Figure 2. Major disease-risk modules in mustard lung network.

Colored nodes are selected based on fold change ranking in microarray gene list and previous reports. They have a central role in these modules as driver nodes. The A, B, and C sub-networks extract from the mustard lung network using Hubba, a plugin in Cytoscape software.

Figure 3. The proposed pathway of airway remodeling in mustard lung.

Pathway nodes are indicated by color coding; Green: single protein; White: protein complex; Yellow box: gene; Bisque: receptor protein; Purple: biological process. The pathway illustrates several paths such as ERK/MAPK, ERBB1/ERBB2 complex activation via TFF3, and EPAS1/ARNT transcription factor activation. Different paths were extracted from pathway databases (table 1) and then were curated and reconstructed manually in the CellDesigner graphical interface.

Figure 4. Analysis of mustard lung network with 172 nodes and 1169 edges.

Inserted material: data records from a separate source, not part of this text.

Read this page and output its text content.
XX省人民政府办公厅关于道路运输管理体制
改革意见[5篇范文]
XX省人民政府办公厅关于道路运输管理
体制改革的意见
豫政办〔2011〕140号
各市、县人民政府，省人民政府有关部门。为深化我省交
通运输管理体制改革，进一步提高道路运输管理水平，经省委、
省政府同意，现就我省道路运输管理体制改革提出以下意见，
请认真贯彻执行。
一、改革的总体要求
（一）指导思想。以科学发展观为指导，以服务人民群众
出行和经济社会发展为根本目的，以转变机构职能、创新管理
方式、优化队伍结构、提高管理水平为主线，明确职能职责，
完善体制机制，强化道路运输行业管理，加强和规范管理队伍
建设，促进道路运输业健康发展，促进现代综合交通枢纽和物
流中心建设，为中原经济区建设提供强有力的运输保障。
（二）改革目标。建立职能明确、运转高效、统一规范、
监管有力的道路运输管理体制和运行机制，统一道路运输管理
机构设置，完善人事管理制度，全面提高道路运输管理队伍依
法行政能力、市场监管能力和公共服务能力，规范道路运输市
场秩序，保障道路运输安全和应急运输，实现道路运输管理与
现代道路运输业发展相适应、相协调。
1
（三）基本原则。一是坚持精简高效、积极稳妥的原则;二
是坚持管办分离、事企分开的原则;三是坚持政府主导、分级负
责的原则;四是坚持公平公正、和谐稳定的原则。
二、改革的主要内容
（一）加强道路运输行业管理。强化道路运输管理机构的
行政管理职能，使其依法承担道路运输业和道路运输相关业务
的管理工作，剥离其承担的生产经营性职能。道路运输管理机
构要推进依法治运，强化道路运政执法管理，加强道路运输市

These graphs were generated using NetworkAnalyzer plugin of Cytoscape. The scatter plot of betweenness centrality vs. number of neighbors (left) indicates that a limited number of nodes control the information flow between other nodes within the biological network. This means that a limited number of nodes with high interactions (hubs) control other nodes with lower interactions. The node degree distribution (right) shows that the network is scale-free considering the power-law degree distribution P(k)∼k^γ (fitting result is γ = 0. 790 and R-squared = 0.667). This means that the mustard lung network is a biological network which differs from random networks.